THINGS MAYE GET UGLY
Contract drama with the safety who is also the best player on a bad team? Is it 2020 again? Safety Marcus Maye, the team’s clear MVP last season, is a free agent, although the Jets could franchise tag him. On Wednesday night, Maye’s agent, Erik Burkhardt, tweeted that the Jets “refuse to take care of their best player, Captain, & team-voted MVP in his prime who had several All-Pro votes...and who played out his entire rookie deal and even changed positions on his contract year (after they got rid of last yrs All-Pro safety).”

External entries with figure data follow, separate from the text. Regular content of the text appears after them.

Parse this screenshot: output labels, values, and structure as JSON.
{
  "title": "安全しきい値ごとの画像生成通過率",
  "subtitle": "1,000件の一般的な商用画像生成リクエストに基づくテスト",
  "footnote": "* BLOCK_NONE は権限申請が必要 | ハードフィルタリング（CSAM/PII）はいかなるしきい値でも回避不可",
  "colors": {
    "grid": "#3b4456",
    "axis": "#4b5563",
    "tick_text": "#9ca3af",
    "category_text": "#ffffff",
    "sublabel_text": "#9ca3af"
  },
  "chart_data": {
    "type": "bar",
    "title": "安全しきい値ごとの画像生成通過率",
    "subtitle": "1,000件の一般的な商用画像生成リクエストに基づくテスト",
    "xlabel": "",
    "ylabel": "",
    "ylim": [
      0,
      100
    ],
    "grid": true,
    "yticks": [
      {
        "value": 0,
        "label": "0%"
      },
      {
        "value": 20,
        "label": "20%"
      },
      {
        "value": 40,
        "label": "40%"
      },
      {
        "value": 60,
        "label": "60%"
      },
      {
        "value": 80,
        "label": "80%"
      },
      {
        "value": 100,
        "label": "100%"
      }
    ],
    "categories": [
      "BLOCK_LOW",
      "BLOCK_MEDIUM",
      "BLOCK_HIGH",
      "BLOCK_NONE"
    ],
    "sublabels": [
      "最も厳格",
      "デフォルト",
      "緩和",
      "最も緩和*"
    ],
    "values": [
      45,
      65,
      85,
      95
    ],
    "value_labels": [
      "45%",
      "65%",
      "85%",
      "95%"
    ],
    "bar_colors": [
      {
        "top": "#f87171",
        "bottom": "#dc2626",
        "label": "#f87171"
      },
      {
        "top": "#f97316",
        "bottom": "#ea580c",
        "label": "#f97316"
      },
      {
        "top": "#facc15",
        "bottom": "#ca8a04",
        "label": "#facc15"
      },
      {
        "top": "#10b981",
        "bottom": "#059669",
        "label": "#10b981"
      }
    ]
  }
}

“Our plan hasn’t changed — we’re in the process of working to have Marcus be here long term,” Douglas said Wednesday. When asked about Burkhardt’s tweet specifically, the GM shrugged it off. “I was made aware of some of those comments. Look, I have a lot of respect for Erik. I think he’s a great person, I’ve had a lot of great conversations with him and you guys know how I feel about Marcus. This is part of the business, this is part of negotiating. I don’t see this affecting our ability to get something done with Marcus that’s beneficial for both him and the team.”
Maye’s situation is slightly different than that of Jamal Adams, the All-Pro safety the team got rid of, as Burkhardt referenced. Adams was agitating for a well-earned raise on his rookie contract, and the Jets found a trade partner willing to enormously overpay for him. Maye is an unrestricted free agent, although in the NFL “unrestricted” means the player can still be franchise-tagged. For Maye, that would represent a huge bump for one year. He just finished a four-year, $6.5 million deal. Over The Cap projects that the 2021 franchise tag for safeties to come in around $11 million.